Shen Yu bemerkte natürlich, dass etwas mit ihm nicht stimmte.
Auf dem Heimweg unterhielt er sich mit Yu Tang. Männer beantworteten gewöhnlich nur eine Frage auf einmal, und manchmal musste er mehrmals rufen, bevor sie antworteten.
Als die Nacht hereinbrach, nachdem die beiden sich gewaschen hatten und im Bett lagen, konnte Shen Yu nicht anders, als zu fragen: „Was ist los mit dir?“
"Fühlst du dich irgendwo unwohl?"
„Nein…“ Yu Tang schüttelte den Kopf: „Meister Chen, mir geht es gut.“
Shen Yu runzelte die Stirn, denn er spürte, dass die Sache nicht so einfach war.
Als er Yu Tangs Gesichtsausdruck sah, wusste er aber, dass er ihm wohl keine Informationen entlocken würde, und so blieb ihm nichts anderes übrig, als aufzugeben.
Als Shen Yu tief und fest schlief, setzte sich Yu Tang leise auf und stand auf.

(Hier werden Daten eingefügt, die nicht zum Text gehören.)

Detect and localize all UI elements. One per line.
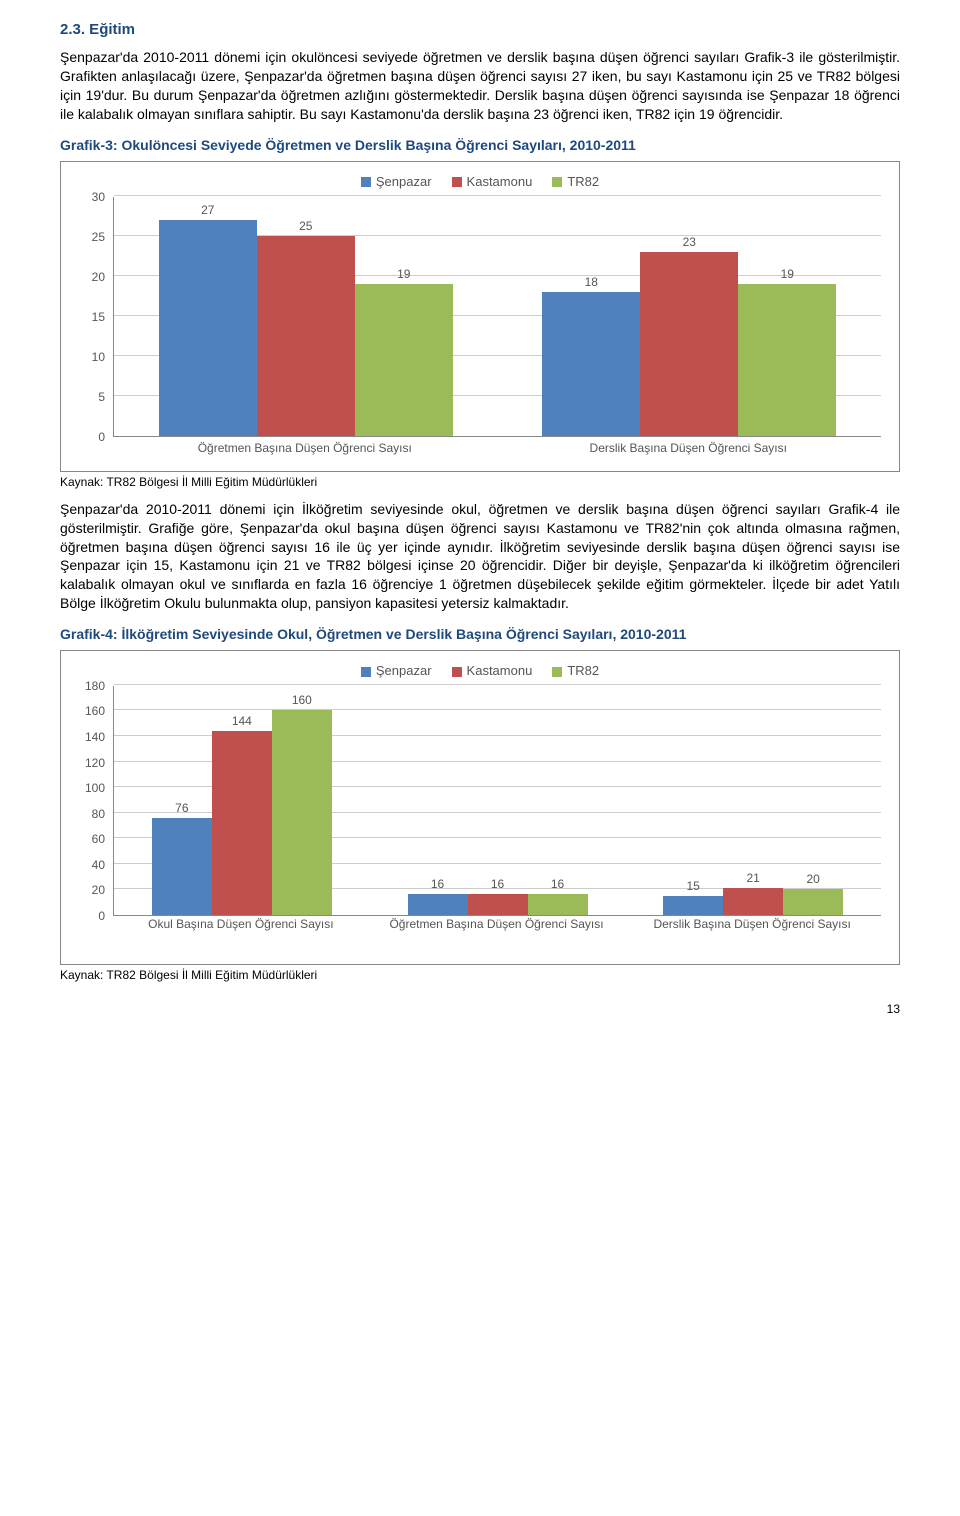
y-tick: 20 [92, 271, 105, 283]
legend-label: Şenpazar [376, 174, 432, 189]
plot-area: 272519182319 [113, 197, 881, 437]
x-labels: Okul Başına Düşen Öğrenci Sayısı Öğretmen… [113, 916, 881, 950]
y-axis: 020406080100120140160180 [79, 686, 111, 916]
chart2-title: Grafik-4: İlköğretim Seviyesinde Okul, Ö… [60, 625, 900, 644]
bar-value-label: 27 [201, 202, 214, 218]
chart1-box: ŞenpazarKastamonuTR82 051015202530272519… [60, 161, 900, 472]
y-tick: 60 [92, 833, 105, 845]
legend-swatch [552, 177, 562, 187]
legend-swatch [552, 667, 562, 677]
legend-item: Kastamonu [452, 173, 533, 191]
legend-swatch [361, 177, 371, 187]
bar: 21 [723, 888, 783, 915]
chart2-area: 0204060801001201401601807614416016161615… [79, 686, 881, 950]
y-tick: 120 [85, 757, 105, 769]
bar-group: 161616 [408, 686, 588, 915]
page-number: 13 [60, 1001, 900, 1017]
bar-value-label: 160 [292, 692, 312, 708]
bar-value-label: 19 [397, 266, 410, 282]
bar-value-label: 16 [431, 876, 444, 892]
legend-label: Kastamonu [467, 174, 533, 189]
legend-label: Kastamonu [467, 663, 533, 678]
legend-swatch [452, 667, 462, 677]
y-tick: 10 [92, 351, 105, 363]
bar-group: 152120 [663, 686, 843, 915]
bar-value-label: 21 [746, 870, 759, 886]
bar-group: 272519 [159, 197, 453, 436]
legend-item: TR82 [552, 173, 599, 191]
bar: 19 [355, 284, 453, 436]
y-tick: 5 [98, 391, 105, 403]
bar: 19 [738, 284, 836, 436]
x-labels: Öğretmen Başına Düşen Öğrenci Sayısı Ders… [113, 437, 881, 457]
x-axis-label: Öğretmen Başına Düşen Öğrenci Sayısı [374, 918, 620, 932]
y-tick: 40 [92, 859, 105, 871]
bar-group: 182319 [542, 197, 836, 436]
paragraph-1: Şenpazar'da 2010-2011 dönemi için okulön… [60, 48, 900, 124]
bar-value-label: 18 [585, 274, 598, 290]
y-tick: 140 [85, 731, 105, 743]
chart2-box: Şenpazar Kastamonu TR82 0 20 40 60 80 100 120 140… [60, 650, 900, 965]
chart2-source: Kaynak: TR82 Bölgesi İl Milli Eğitim Müd… [60, 967, 900, 983]
legend-label: TR82 [567, 663, 599, 678]
bar-value-label: 16 [551, 876, 564, 892]
x-axis-label: Öğretmen Başına Düşen Öğrenci Sayısı [118, 440, 492, 456]
bar: 23 [640, 252, 738, 436]
y-tick: 80 [92, 808, 105, 820]
y-axis: 051015202530 [79, 197, 111, 437]
bar: 144 [212, 731, 272, 915]
bar: 160 [272, 710, 332, 914]
y-tick: 0 [98, 910, 105, 922]
bar: 16 [408, 894, 468, 914]
bar-value-label: 19 [781, 266, 794, 282]
bar: 25 [257, 236, 355, 436]
bar-value-label: 15 [686, 878, 699, 894]
x-axis-label: Derslik Başına Düşen Öğrenci Sayısı [629, 918, 875, 932]
legend-item: Şenpazar [361, 662, 432, 680]
legend-label: TR82 [567, 174, 599, 189]
chart1-legend: Şenpazar Kastamonu TR82 [79, 172, 881, 191]
bar: 76 [152, 818, 212, 915]
gridline [114, 684, 881, 685]
bar-value-label: 25 [299, 218, 312, 234]
y-tick: 0 [98, 431, 105, 443]
plot-area: 76144160161616152120 [113, 686, 881, 916]
y-tick: 25 [92, 231, 105, 243]
section-heading: 2.3. Eğitim [60, 20, 900, 40]
y-tick: 180 [85, 680, 105, 692]
chart1-source: Kaynak: TR82 Bölgesi İl Milli Eğitim Müd… [60, 474, 900, 490]
bar: 16 [528, 894, 588, 914]
bar: 20 [783, 889, 843, 915]
bar-value-label: 76 [175, 800, 188, 816]
bar-value-label: 16 [491, 876, 504, 892]
bar: 16 [468, 894, 528, 914]
gridline [114, 195, 881, 196]
legend-item: Şenpazar [361, 173, 432, 191]
chart1-title: Grafik-3: Okulöncesi Seviyede Öğretmen v… [60, 136, 900, 155]
y-tick: 15 [92, 311, 105, 323]
bar: 18 [542, 292, 640, 436]
bar-value-label: 20 [806, 871, 819, 887]
bar-value-label: 144 [232, 713, 252, 729]
chart1-area: 051015202530272519182319Öğretmen Başına … [79, 197, 881, 457]
legend-item: TR82 [552, 662, 599, 680]
paragraph-2: Şenpazar'da 2010-2011 dönemi için İlköğr… [60, 500, 900, 613]
bar-group: 76144160 [152, 686, 332, 915]
x-axis-label: Okul Başına Düşen Öğrenci Sayısı [118, 918, 364, 932]
bar-value-label: 23 [683, 234, 696, 250]
y-tick: 20 [92, 884, 105, 896]
y-tick: 30 [92, 191, 105, 203]
y-tick: 160 [85, 705, 105, 717]
legend-swatch [452, 177, 462, 187]
legend-label: Şenpazar [376, 663, 432, 678]
chart2-legend: Şenpazar Kastamonu TR82 [79, 661, 881, 680]
legend-swatch [361, 667, 371, 677]
bar: 15 [663, 896, 723, 915]
legend-item: Kastamonu [452, 662, 533, 680]
bar: 27 [159, 220, 257, 436]
x-axis-label: Derslik Başına Düşen Öğrenci Sayısı [502, 440, 876, 456]
y-tick: 100 [85, 782, 105, 794]
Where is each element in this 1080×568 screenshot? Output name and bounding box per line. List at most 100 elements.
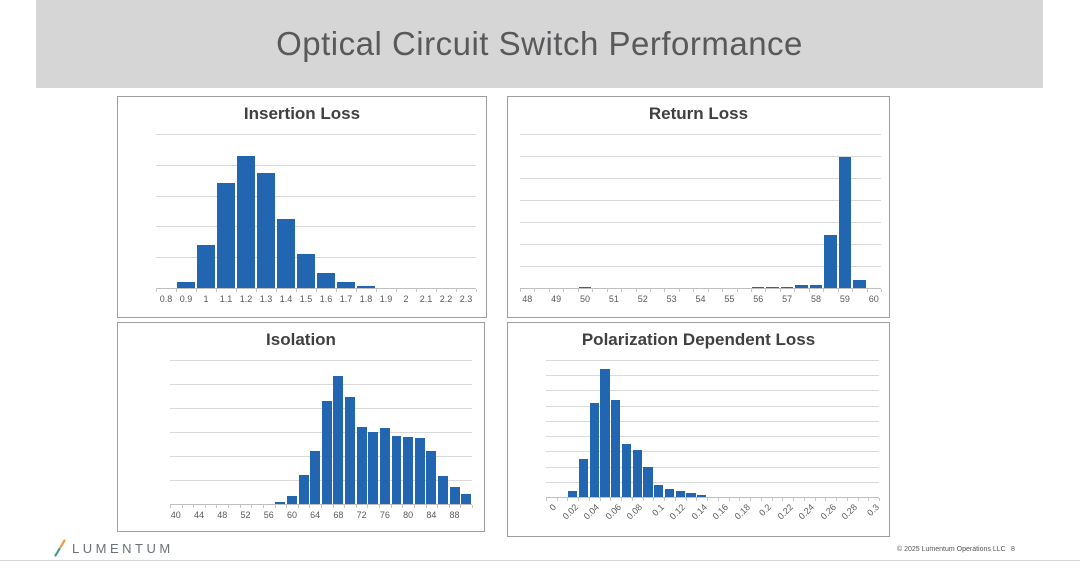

Er nahm den Gehstock aus dem Regal und drehte vorsichtig das versteckte Schloss oben auf...
Kapitel 20
Starb ein zweites Mal für den Bösewicht (20)
Shen Yu hatte Yu Tang nicht angelogen. Er schraubte den Deckel ab, und tatsächlich befand sich im Inneren des Gehstocks, an der hohlen Innenwand befestigt, ein kleiner silberner USB-Stick.
Yu Tang biss sich auf die Unterlippe, nahm den USB-Stick, drehte sich um und blickte auf die Person, die tief und fest auf dem Bett schlief; ihre Augen waren leicht gerötet.
Die darin enthaltenen Emotionen bestehen zu sieben Teilen aus Verzweiflung, zu zwei Teilen aus Schuldgefühlen und zu einem Teil aus Entschlossenheit.
Dann steckte er den USB-Stick in die Tasche, ging zum Bett und kniete sich vor Shen Yu nieder.
Während seine Finger über die hübschen Gesichtszüge des jungen Mannes strichen, sagte Yu Tang mit zitternder Stimme: „Es tut mir leid, Meister Chen…“
"Es tut mir so leid..."
In diesem Moment füllten sich seine Augen mit Tränen, und er rang mit den Tränen, als er sich wiederholt entschuldigte.